To honor the nation’s military veterans, the National Park Service has declared this weekend to be a fee-free weekend at national park sites across the nation. Sustainability initiatives are alive and strong at NPS sites, from electric vehicle charging stations at Zion National Park to the ban on bottled water sales at the Grand Canyon, the NPS operates with the environment in mind.


Eco-friendly motoring

Visitors to the Grand Canyon no longer have to battle traffic as they travel around the South Rim. The National Park Service operates a series of free shuttle buses that run on clean burning compressed natural gas (CNG). The reduced emissions help keep the park’s atmosphere clear so visitors can take in the pure beauty of the canyon.


Across the country at Acadia National Park in Maine, visitors can board a free propane-powered shuttle bus. In August 2011, the bus transported its 4-millionth passenger. Propane is also in use at Glacier National Park in Montana. The park’s iconic Red Bus fleet has been operating on propane for more than a decade.


Sustainable dining

Yellowstone National Park’s Mammoth Hotel Dining Room is a Green Restaurant Association certified restaurant.
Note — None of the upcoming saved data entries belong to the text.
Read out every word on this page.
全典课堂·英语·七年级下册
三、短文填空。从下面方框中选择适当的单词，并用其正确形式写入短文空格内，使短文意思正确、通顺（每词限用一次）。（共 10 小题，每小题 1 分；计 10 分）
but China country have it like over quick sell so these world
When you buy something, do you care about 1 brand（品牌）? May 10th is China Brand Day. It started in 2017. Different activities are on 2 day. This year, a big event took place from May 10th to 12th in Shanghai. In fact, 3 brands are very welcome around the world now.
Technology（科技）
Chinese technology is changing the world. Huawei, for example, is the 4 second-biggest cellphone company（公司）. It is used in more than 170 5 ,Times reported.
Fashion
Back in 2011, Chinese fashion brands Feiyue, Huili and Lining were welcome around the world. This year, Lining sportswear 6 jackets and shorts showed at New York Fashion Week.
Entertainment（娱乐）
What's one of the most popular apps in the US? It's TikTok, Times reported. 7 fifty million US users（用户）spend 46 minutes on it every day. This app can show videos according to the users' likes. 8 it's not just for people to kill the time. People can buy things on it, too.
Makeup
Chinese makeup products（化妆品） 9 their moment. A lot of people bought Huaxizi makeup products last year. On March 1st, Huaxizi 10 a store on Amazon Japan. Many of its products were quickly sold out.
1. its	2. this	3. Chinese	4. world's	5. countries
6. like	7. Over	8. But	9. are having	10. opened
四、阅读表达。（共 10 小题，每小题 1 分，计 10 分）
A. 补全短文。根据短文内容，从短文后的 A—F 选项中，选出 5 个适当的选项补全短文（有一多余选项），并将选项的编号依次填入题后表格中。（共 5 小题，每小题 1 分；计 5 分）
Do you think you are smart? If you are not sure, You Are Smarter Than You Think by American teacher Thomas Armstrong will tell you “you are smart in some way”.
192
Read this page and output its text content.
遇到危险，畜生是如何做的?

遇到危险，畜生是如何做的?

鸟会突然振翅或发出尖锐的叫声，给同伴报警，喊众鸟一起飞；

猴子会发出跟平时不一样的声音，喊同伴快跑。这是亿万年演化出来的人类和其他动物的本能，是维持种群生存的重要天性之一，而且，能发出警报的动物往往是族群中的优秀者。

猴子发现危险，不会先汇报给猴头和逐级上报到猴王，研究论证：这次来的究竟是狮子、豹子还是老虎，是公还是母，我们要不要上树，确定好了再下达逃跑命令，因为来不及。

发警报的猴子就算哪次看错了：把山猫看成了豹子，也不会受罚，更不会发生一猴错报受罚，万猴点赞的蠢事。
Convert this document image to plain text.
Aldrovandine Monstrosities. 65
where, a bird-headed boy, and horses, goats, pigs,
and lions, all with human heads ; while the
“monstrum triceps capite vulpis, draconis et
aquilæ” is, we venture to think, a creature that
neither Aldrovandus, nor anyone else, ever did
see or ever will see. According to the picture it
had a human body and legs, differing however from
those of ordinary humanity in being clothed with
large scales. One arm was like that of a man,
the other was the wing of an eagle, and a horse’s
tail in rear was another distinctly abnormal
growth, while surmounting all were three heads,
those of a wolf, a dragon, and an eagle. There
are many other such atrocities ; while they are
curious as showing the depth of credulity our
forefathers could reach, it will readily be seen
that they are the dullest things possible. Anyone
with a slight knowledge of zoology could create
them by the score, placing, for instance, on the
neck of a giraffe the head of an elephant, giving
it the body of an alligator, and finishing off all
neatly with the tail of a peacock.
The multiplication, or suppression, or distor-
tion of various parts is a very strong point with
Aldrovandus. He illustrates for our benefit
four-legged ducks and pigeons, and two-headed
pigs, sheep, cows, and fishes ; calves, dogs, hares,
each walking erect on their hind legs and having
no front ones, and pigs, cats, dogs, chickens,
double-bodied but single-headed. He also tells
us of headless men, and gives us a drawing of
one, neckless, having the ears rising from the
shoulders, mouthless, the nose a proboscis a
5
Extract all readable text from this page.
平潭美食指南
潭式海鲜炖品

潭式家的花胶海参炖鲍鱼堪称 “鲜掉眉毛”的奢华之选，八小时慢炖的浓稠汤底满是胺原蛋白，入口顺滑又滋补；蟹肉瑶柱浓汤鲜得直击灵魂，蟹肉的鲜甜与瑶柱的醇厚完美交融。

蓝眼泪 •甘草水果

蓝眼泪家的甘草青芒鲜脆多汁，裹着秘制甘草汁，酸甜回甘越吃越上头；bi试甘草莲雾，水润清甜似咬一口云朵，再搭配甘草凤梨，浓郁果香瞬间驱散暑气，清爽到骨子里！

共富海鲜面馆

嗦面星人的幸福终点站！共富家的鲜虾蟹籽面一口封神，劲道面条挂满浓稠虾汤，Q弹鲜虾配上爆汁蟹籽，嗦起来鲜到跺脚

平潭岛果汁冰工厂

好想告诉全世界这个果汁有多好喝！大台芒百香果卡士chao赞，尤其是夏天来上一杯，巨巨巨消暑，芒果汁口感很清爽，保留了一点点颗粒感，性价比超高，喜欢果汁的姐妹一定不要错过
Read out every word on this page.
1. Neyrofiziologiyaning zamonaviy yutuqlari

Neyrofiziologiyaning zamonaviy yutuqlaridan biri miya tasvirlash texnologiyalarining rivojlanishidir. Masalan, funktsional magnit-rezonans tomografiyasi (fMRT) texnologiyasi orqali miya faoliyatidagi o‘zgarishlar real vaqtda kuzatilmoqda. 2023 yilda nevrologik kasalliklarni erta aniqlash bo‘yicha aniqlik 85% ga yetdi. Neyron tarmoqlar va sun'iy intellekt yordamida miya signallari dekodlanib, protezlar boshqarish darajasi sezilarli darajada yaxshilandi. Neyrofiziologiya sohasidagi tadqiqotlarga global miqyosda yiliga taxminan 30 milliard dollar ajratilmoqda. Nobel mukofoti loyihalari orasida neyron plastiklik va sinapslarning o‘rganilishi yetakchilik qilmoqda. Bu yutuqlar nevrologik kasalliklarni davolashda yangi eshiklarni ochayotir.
The dining room earned a three-star rating (on a four-star scale) for its use of local and organic food, recycling and composting program and the use of energy and water efficient products.


At Muir Woods Café in the Golden Gate National Recreation Area, visitors are treated to healthy and sustainable grab and go items. Staffers created a rating system that it used when assessing contract bids. Points were awarded in several categories including use of organic and local produce, Seafood Watch green list items, non-disposable water containers and more. The result is a restaurant that not only focuses on sustainable dining but also serves as an educational tool for park visitors.


Green building

The National Park Service is home to dozens of green buildings, including many that have earned LEED certification from the U.S. Green Building Council. The agency stepped things up this year, though, with the opening of the National Park Service’s first net zero visitor center.


The Santa Monica Mountains National Recreation Area Visitor Center in Calabasas, California is a LEED Platinum certified net zero building. A 94 kW solar photovoltaic system provides enough electricity to power the facility. Other green building features of the facility include a geothermal cooling system, a solar hot water heating system, water efficient plumbing and a clay roof tile “cool roof.”


Will you be visiting a National Park Service site this weekend? If so, try to locate a sustainability program during your visit then come back and share what you found. Thanks!